Докторша на экране зашелестела бумагами. Она что, невнимательно смотрела? — подумала Скалли.

— Я опасаюсь, — начала Скалли ровным голосом, стараясь не показать, как раздражает ее этот высокооплачиваемый консультант, — что это дегенеративное заболевание мозга второго типа… вроде болезни Сандхоффа.

Хотя Скалли не было нужды смотреть, но вся информация была у нее под рукой — в блокноте, где она на внутренней стороне обложки приклеила фотографию пациента, Кристиана Фирона. И каждый раз, когда ей нужны были сухие медицинские факты, она сперва видела веселое улыбающееся лицо шестилетнего мальчишки. И подпись под фотографией: «Доктору Скалли — с любовью. Кристиан».

— Меня беспокоит, — сказала Скалли, — что у моего пациента ферменты не вымывают липиды из мозга, что приводит к атрофии и…

— Если вы подозреваете болезнь Сандхоффа, — перебило ее лицо на экране, — то стоит посмотреть уровень гексозаминидазы…

— Естественно, я это уже сделала. Я ищу тактику лечения, доктор.

— Для болезни Сандхоффа тактики лечения не существует.

Ответ доктора со спутникового канала прозвучал резко и даже холодно. Не на этот ответ рассчитывала Скалли от столь ценимого консультанта. На миг слетела ее профессиональная маска, и показалась просто женщина, которой не наплевать.

Но лицо на экране никакой эмоциональной реакции не дало, а лишь добавило с некоторой едкостью:

— Но я уверена, что если бы лечение существовало, вы бы обязательно сообщили мне о нем, доктор Скалли.

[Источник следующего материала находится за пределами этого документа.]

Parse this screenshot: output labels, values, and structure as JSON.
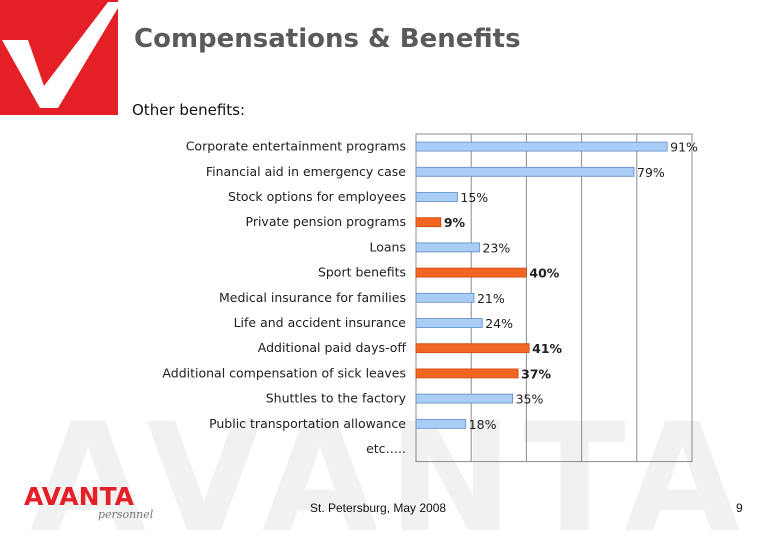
{
  "header": {
    "title": "Compensations & Benefits",
    "subtitle": "Other benefits:"
  },
  "colors": {
    "brand_red": "#e41f26",
    "bar_blue": "#a9cdf5",
    "bar_orange": "#f26522",
    "title_gray": "#5a5a5a"
  },
  "chart_data": {
    "type": "bar",
    "orientation": "horizontal",
    "title": "",
    "xlabel": "",
    "ylabel": "",
    "xlim": [
      0,
      100
    ],
    "grid": true,
    "categories": [
      "Corporate entertainment programs",
      "Financial aid in emergency case",
      "Stock options for employees",
      "Private pension programs",
      "Loans",
      "Sport benefits",
      "Medical insurance for families",
      "Life and accident insurance",
      "Additional paid days-off",
      "Additional compensation of sick leaves",
      "Shuttles to the factory",
      "Public transportation allowance",
      "etc….."
    ],
    "values": [
      91,
      79,
      15,
      9,
      23,
      40,
      21,
      24,
      41,
      37,
      35,
      18,
      null
    ],
    "value_labels": [
      "91%",
      "79%",
      "15%",
      "9%",
      "23%",
      "40%",
      "21%",
      "24%",
      "41%",
      "37%",
      "35%",
      "18%",
      ""
    ],
    "highlight": [
      false,
      false,
      false,
      true,
      false,
      true,
      false,
      false,
      true,
      true,
      false,
      false,
      false
    ]
  },
  "brand": {
    "logo_text": "AVANTA",
    "logo_subtext": "personnel",
    "watermark_text": "AVANTA"
  },
  "footer": {
    "location_date": "St. Petersburg, May 2008",
    "page_number": "9"
  }
}
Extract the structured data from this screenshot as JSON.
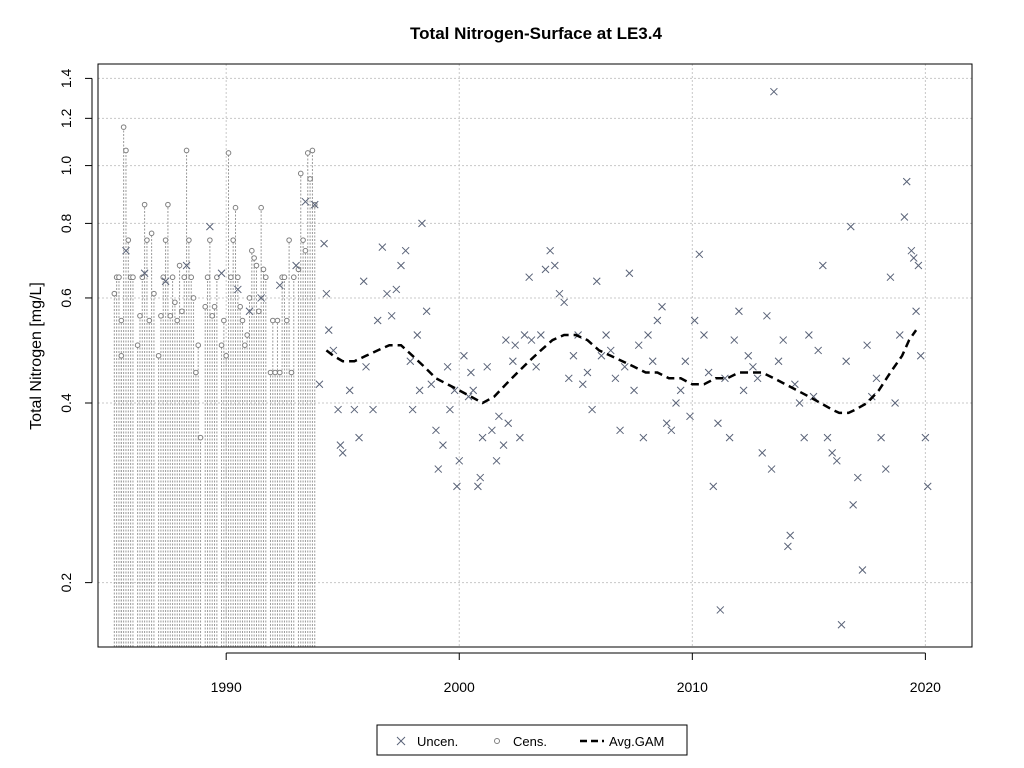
{
  "chart_data": {
    "type": "scatter",
    "title": "Total Nitrogen-Surface at LE3.4",
    "xlabel": "",
    "ylabel": "Total Nitrogen [mg/L]",
    "y_scale": "log",
    "xlim": [
      1984.5,
      2022
    ],
    "ylim": [
      0.156,
      1.48
    ],
    "x_ticks": [
      1990,
      2000,
      2010,
      2020
    ],
    "y_ticks": [
      0.2,
      0.4,
      0.6,
      0.8,
      1.0,
      1.2,
      1.4
    ],
    "y_tick_labels": [
      "0.2",
      "0.4",
      "0.6",
      "0.8",
      "1.0",
      "1.2",
      "1.4"
    ],
    "grid": true,
    "legend_position": "bottom",
    "colors": {
      "uncensored": "#5a6378",
      "censored": "#7f7f7f",
      "gam": "#000000",
      "grid": "#c8c8c8"
    },
    "legend": [
      {
        "label": "Uncen.",
        "marker": "x"
      },
      {
        "label": "Cens.",
        "marker": "circle"
      },
      {
        "label": "Avg.GAM",
        "marker": "dashed-line"
      }
    ],
    "series": [
      {
        "name": "Uncen.",
        "points": [
          [
            1985.7,
            0.72
          ],
          [
            1986.5,
            0.66
          ],
          [
            1987.4,
            0.64
          ],
          [
            1988.3,
            0.68
          ],
          [
            1989.3,
            0.79
          ],
          [
            1989.8,
            0.66
          ],
          [
            1990.5,
            0.62
          ],
          [
            1991.0,
            0.57
          ],
          [
            1991.5,
            0.6
          ],
          [
            1992.3,
            0.63
          ],
          [
            1993.0,
            0.68
          ],
          [
            1993.4,
            0.87
          ],
          [
            1993.8,
            0.86
          ],
          [
            1994.0,
            0.43
          ],
          [
            1994.2,
            0.74
          ],
          [
            1994.3,
            0.61
          ],
          [
            1994.4,
            0.53
          ],
          [
            1994.6,
            0.49
          ],
          [
            1994.8,
            0.39
          ],
          [
            1994.9,
            0.34
          ],
          [
            1995.0,
            0.33
          ],
          [
            1995.3,
            0.42
          ],
          [
            1995.5,
            0.39
          ],
          [
            1995.7,
            0.35
          ],
          [
            1995.9,
            0.64
          ],
          [
            1996.0,
            0.46
          ],
          [
            1996.3,
            0.39
          ],
          [
            1996.5,
            0.55
          ],
          [
            1996.7,
            0.73
          ],
          [
            1996.9,
            0.61
          ],
          [
            1997.1,
            0.56
          ],
          [
            1997.3,
            0.62
          ],
          [
            1997.5,
            0.68
          ],
          [
            1997.7,
            0.72
          ],
          [
            1997.9,
            0.47
          ],
          [
            1998.0,
            0.39
          ],
          [
            1998.2,
            0.52
          ],
          [
            1998.3,
            0.42
          ],
          [
            1998.4,
            0.8
          ],
          [
            1998.6,
            0.57
          ],
          [
            1998.8,
            0.43
          ],
          [
            1999.0,
            0.36
          ],
          [
            1999.1,
            0.31
          ],
          [
            1999.3,
            0.34
          ],
          [
            1999.5,
            0.46
          ],
          [
            1999.6,
            0.39
          ],
          [
            1999.8,
            0.42
          ],
          [
            1999.9,
            0.29
          ],
          [
            2000.0,
            0.32
          ],
          [
            2000.2,
            0.48
          ],
          [
            2000.4,
            0.41
          ],
          [
            2000.5,
            0.45
          ],
          [
            2000.6,
            0.42
          ],
          [
            2000.8,
            0.29
          ],
          [
            2000.9,
            0.3
          ],
          [
            2001.0,
            0.35
          ],
          [
            2001.2,
            0.46
          ],
          [
            2001.4,
            0.36
          ],
          [
            2001.6,
            0.32
          ],
          [
            2001.7,
            0.38
          ],
          [
            2001.9,
            0.34
          ],
          [
            2002.0,
            0.51
          ],
          [
            2002.1,
            0.37
          ],
          [
            2002.3,
            0.47
          ],
          [
            2002.4,
            0.5
          ],
          [
            2002.6,
            0.35
          ],
          [
            2002.8,
            0.52
          ],
          [
            2003.0,
            0.65
          ],
          [
            2003.1,
            0.51
          ],
          [
            2003.3,
            0.46
          ],
          [
            2003.5,
            0.52
          ],
          [
            2003.7,
            0.67
          ],
          [
            2003.9,
            0.72
          ],
          [
            2004.1,
            0.68
          ],
          [
            2004.3,
            0.61
          ],
          [
            2004.5,
            0.59
          ],
          [
            2004.7,
            0.44
          ],
          [
            2004.9,
            0.48
          ],
          [
            2005.1,
            0.52
          ],
          [
            2005.3,
            0.43
          ],
          [
            2005.5,
            0.45
          ],
          [
            2005.7,
            0.39
          ],
          [
            2005.9,
            0.64
          ],
          [
            2006.1,
            0.48
          ],
          [
            2006.3,
            0.52
          ],
          [
            2006.5,
            0.49
          ],
          [
            2006.7,
            0.44
          ],
          [
            2006.9,
            0.36
          ],
          [
            2007.1,
            0.46
          ],
          [
            2007.3,
            0.66
          ],
          [
            2007.5,
            0.42
          ],
          [
            2007.7,
            0.5
          ],
          [
            2007.9,
            0.35
          ],
          [
            2008.1,
            0.52
          ],
          [
            2008.3,
            0.47
          ],
          [
            2008.5,
            0.55
          ],
          [
            2008.7,
            0.58
          ],
          [
            2008.9,
            0.37
          ],
          [
            2009.1,
            0.36
          ],
          [
            2009.3,
            0.4
          ],
          [
            2009.5,
            0.42
          ],
          [
            2009.7,
            0.47
          ],
          [
            2009.9,
            0.38
          ],
          [
            2010.1,
            0.55
          ],
          [
            2010.3,
            0.71
          ],
          [
            2010.5,
            0.52
          ],
          [
            2010.7,
            0.45
          ],
          [
            2010.9,
            0.29
          ],
          [
            2011.1,
            0.37
          ],
          [
            2011.2,
            0.18
          ],
          [
            2011.4,
            0.44
          ],
          [
            2011.6,
            0.35
          ],
          [
            2011.8,
            0.51
          ],
          [
            2012.0,
            0.57
          ],
          [
            2012.2,
            0.42
          ],
          [
            2012.4,
            0.48
          ],
          [
            2012.6,
            0.46
          ],
          [
            2012.8,
            0.44
          ],
          [
            2013.0,
            0.33
          ],
          [
            2013.2,
            0.56
          ],
          [
            2013.4,
            0.31
          ],
          [
            2013.5,
            1.33
          ],
          [
            2013.7,
            0.47
          ],
          [
            2013.9,
            0.51
          ],
          [
            2014.1,
            0.23
          ],
          [
            2014.2,
            0.24
          ],
          [
            2014.4,
            0.43
          ],
          [
            2014.6,
            0.4
          ],
          [
            2014.8,
            0.35
          ],
          [
            2015.0,
            0.52
          ],
          [
            2015.2,
            0.41
          ],
          [
            2015.4,
            0.49
          ],
          [
            2015.6,
            0.68
          ],
          [
            2015.8,
            0.35
          ],
          [
            2016.0,
            0.33
          ],
          [
            2016.2,
            0.32
          ],
          [
            2016.4,
            0.17
          ],
          [
            2016.6,
            0.47
          ],
          [
            2016.8,
            0.79
          ],
          [
            2016.9,
            0.27
          ],
          [
            2017.1,
            0.3
          ],
          [
            2017.3,
            0.21
          ],
          [
            2017.5,
            0.5
          ],
          [
            2017.7,
            0.41
          ],
          [
            2017.9,
            0.44
          ],
          [
            2018.1,
            0.35
          ],
          [
            2018.3,
            0.31
          ],
          [
            2018.5,
            0.65
          ],
          [
            2018.7,
            0.4
          ],
          [
            2018.9,
            0.52
          ],
          [
            2019.1,
            0.82
          ],
          [
            2019.2,
            0.94
          ],
          [
            2019.4,
            0.72
          ],
          [
            2019.5,
            0.7
          ],
          [
            2019.6,
            0.57
          ],
          [
            2019.7,
            0.68
          ],
          [
            2019.8,
            0.48
          ],
          [
            2020.0,
            0.35
          ],
          [
            2020.1,
            0.29
          ]
        ]
      },
      {
        "name": "Cens.",
        "points": [
          [
            1985.2,
            0.61
          ],
          [
            1985.3,
            0.65
          ],
          [
            1985.4,
            0.65
          ],
          [
            1985.5,
            0.48
          ],
          [
            1985.5,
            0.55
          ],
          [
            1985.6,
            1.16
          ],
          [
            1985.7,
            1.06
          ],
          [
            1985.8,
            0.75
          ],
          [
            1985.9,
            0.65
          ],
          [
            1986.0,
            0.65
          ],
          [
            1986.2,
            0.5
          ],
          [
            1986.3,
            0.56
          ],
          [
            1986.4,
            0.65
          ],
          [
            1986.5,
            0.86
          ],
          [
            1986.6,
            0.75
          ],
          [
            1986.7,
            0.55
          ],
          [
            1986.8,
            0.77
          ],
          [
            1986.9,
            0.61
          ],
          [
            1987.1,
            0.48
          ],
          [
            1987.2,
            0.56
          ],
          [
            1987.3,
            0.65
          ],
          [
            1987.4,
            0.75
          ],
          [
            1987.5,
            0.86
          ],
          [
            1987.6,
            0.56
          ],
          [
            1987.7,
            0.65
          ],
          [
            1987.8,
            0.59
          ],
          [
            1987.9,
            0.55
          ],
          [
            1988.0,
            0.68
          ],
          [
            1988.1,
            0.57
          ],
          [
            1988.2,
            0.65
          ],
          [
            1988.3,
            1.06
          ],
          [
            1988.4,
            0.75
          ],
          [
            1988.5,
            0.65
          ],
          [
            1988.6,
            0.6
          ],
          [
            1988.7,
            0.45
          ],
          [
            1988.8,
            0.5
          ],
          [
            1988.9,
            0.35
          ],
          [
            1989.1,
            0.58
          ],
          [
            1989.2,
            0.65
          ],
          [
            1989.3,
            0.75
          ],
          [
            1989.4,
            0.56
          ],
          [
            1989.5,
            0.58
          ],
          [
            1989.6,
            0.65
          ],
          [
            1989.8,
            0.5
          ],
          [
            1989.9,
            0.55
          ],
          [
            1990.0,
            0.48
          ],
          [
            1990.1,
            1.05
          ],
          [
            1990.2,
            0.65
          ],
          [
            1990.3,
            0.75
          ],
          [
            1990.4,
            0.85
          ],
          [
            1990.5,
            0.65
          ],
          [
            1990.6,
            0.58
          ],
          [
            1990.7,
            0.55
          ],
          [
            1990.8,
            0.5
          ],
          [
            1990.9,
            0.52
          ],
          [
            1991.0,
            0.6
          ],
          [
            1991.1,
            0.72
          ],
          [
            1991.2,
            0.7
          ],
          [
            1991.3,
            0.68
          ],
          [
            1991.4,
            0.57
          ],
          [
            1991.5,
            0.85
          ],
          [
            1991.6,
            0.67
          ],
          [
            1991.7,
            0.65
          ],
          [
            1991.9,
            0.45
          ],
          [
            1992.0,
            0.55
          ],
          [
            1992.1,
            0.45
          ],
          [
            1992.2,
            0.55
          ],
          [
            1992.3,
            0.45
          ],
          [
            1992.4,
            0.65
          ],
          [
            1992.5,
            0.65
          ],
          [
            1992.6,
            0.55
          ],
          [
            1992.7,
            0.75
          ],
          [
            1992.8,
            0.45
          ],
          [
            1992.9,
            0.65
          ],
          [
            1993.1,
            0.67
          ],
          [
            1993.2,
            0.97
          ],
          [
            1993.3,
            0.75
          ],
          [
            1993.4,
            0.72
          ],
          [
            1993.5,
            1.05
          ],
          [
            1993.6,
            0.95
          ],
          [
            1993.7,
            1.06
          ],
          [
            1993.8,
            0.86
          ]
        ]
      },
      {
        "name": "Avg.GAM",
        "points": [
          [
            1994.3,
            0.49
          ],
          [
            1994.6,
            0.48
          ],
          [
            1995.0,
            0.47
          ],
          [
            1995.5,
            0.47
          ],
          [
            1996.0,
            0.48
          ],
          [
            1996.5,
            0.49
          ],
          [
            1997.0,
            0.5
          ],
          [
            1997.5,
            0.5
          ],
          [
            1998.0,
            0.48
          ],
          [
            1998.5,
            0.46
          ],
          [
            1999.0,
            0.44
          ],
          [
            1999.5,
            0.43
          ],
          [
            2000.0,
            0.42
          ],
          [
            2000.5,
            0.41
          ],
          [
            2001.0,
            0.4
          ],
          [
            2001.5,
            0.41
          ],
          [
            2002.0,
            0.43
          ],
          [
            2002.5,
            0.45
          ],
          [
            2003.0,
            0.47
          ],
          [
            2003.5,
            0.49
          ],
          [
            2004.0,
            0.51
          ],
          [
            2004.5,
            0.52
          ],
          [
            2005.0,
            0.52
          ],
          [
            2005.5,
            0.51
          ],
          [
            2006.0,
            0.49
          ],
          [
            2006.5,
            0.48
          ],
          [
            2007.0,
            0.47
          ],
          [
            2007.5,
            0.46
          ],
          [
            2008.0,
            0.45
          ],
          [
            2008.5,
            0.45
          ],
          [
            2009.0,
            0.44
          ],
          [
            2009.5,
            0.44
          ],
          [
            2010.0,
            0.43
          ],
          [
            2010.5,
            0.43
          ],
          [
            2011.0,
            0.44
          ],
          [
            2011.5,
            0.44
          ],
          [
            2012.0,
            0.45
          ],
          [
            2012.5,
            0.45
          ],
          [
            2013.0,
            0.45
          ],
          [
            2013.5,
            0.44
          ],
          [
            2014.0,
            0.43
          ],
          [
            2014.5,
            0.42
          ],
          [
            2015.0,
            0.41
          ],
          [
            2015.5,
            0.4
          ],
          [
            2016.0,
            0.39
          ],
          [
            2016.3,
            0.385
          ],
          [
            2016.7,
            0.385
          ],
          [
            2017.0,
            0.39
          ],
          [
            2017.5,
            0.4
          ],
          [
            2018.0,
            0.42
          ],
          [
            2018.5,
            0.45
          ],
          [
            2019.0,
            0.48
          ],
          [
            2019.3,
            0.51
          ],
          [
            2019.6,
            0.53
          ]
        ]
      }
    ]
  }
}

Так себя не ведут, но Скалли не отреагировала. Такие мелкие чувства, как желание напомнить электронной гостье, что консультация подразумевает взаимную вежливость, а подобное столкновение самолюбий демонстрировать не подобает, ей абсолютно были сейчас чужды. Ощущение у нее было, как от удара под дых, будто дышать стало невозможно, будто все надежды вылетели одним выдохом.

Все ее коллеги смотрели на нее. Скалли знали как женщину с научным складом ума, холодного и объективного специалиста, и такое проявление человечности, эмоций под этим сдержанным образом для всех было неожиданным.

Но ничье лицо не выразило удивление более открыто, чем лицо отца Ибарры, священника, главного администратора больницы.

Скалли заставила себя сказать «спасибо» докторше на экране, что поделилась опытом, собрала вещи и встала из-за стола.

— Дана! — обратился к ней отец Ибарра, оставаясь сидеть.

Она остановилась в дверях.

Он поднялся — высокий, худой как скелет, лет сорока пяти, с добрыми глазами на печальном лице.

— Я понимаю глубину вашего разочарования. Но я буду молиться за вашего маленького пациента.

— И я буду, святой отец. Но я еще не готова отдать его судьбу в руки Божии.

Она очень старалась не оступиться, выходя из конференц-зала. Скалли ощущала на себе провожающий взгляд Ибарры, но сам он ее провожать не стал, за что она была ему благодарна.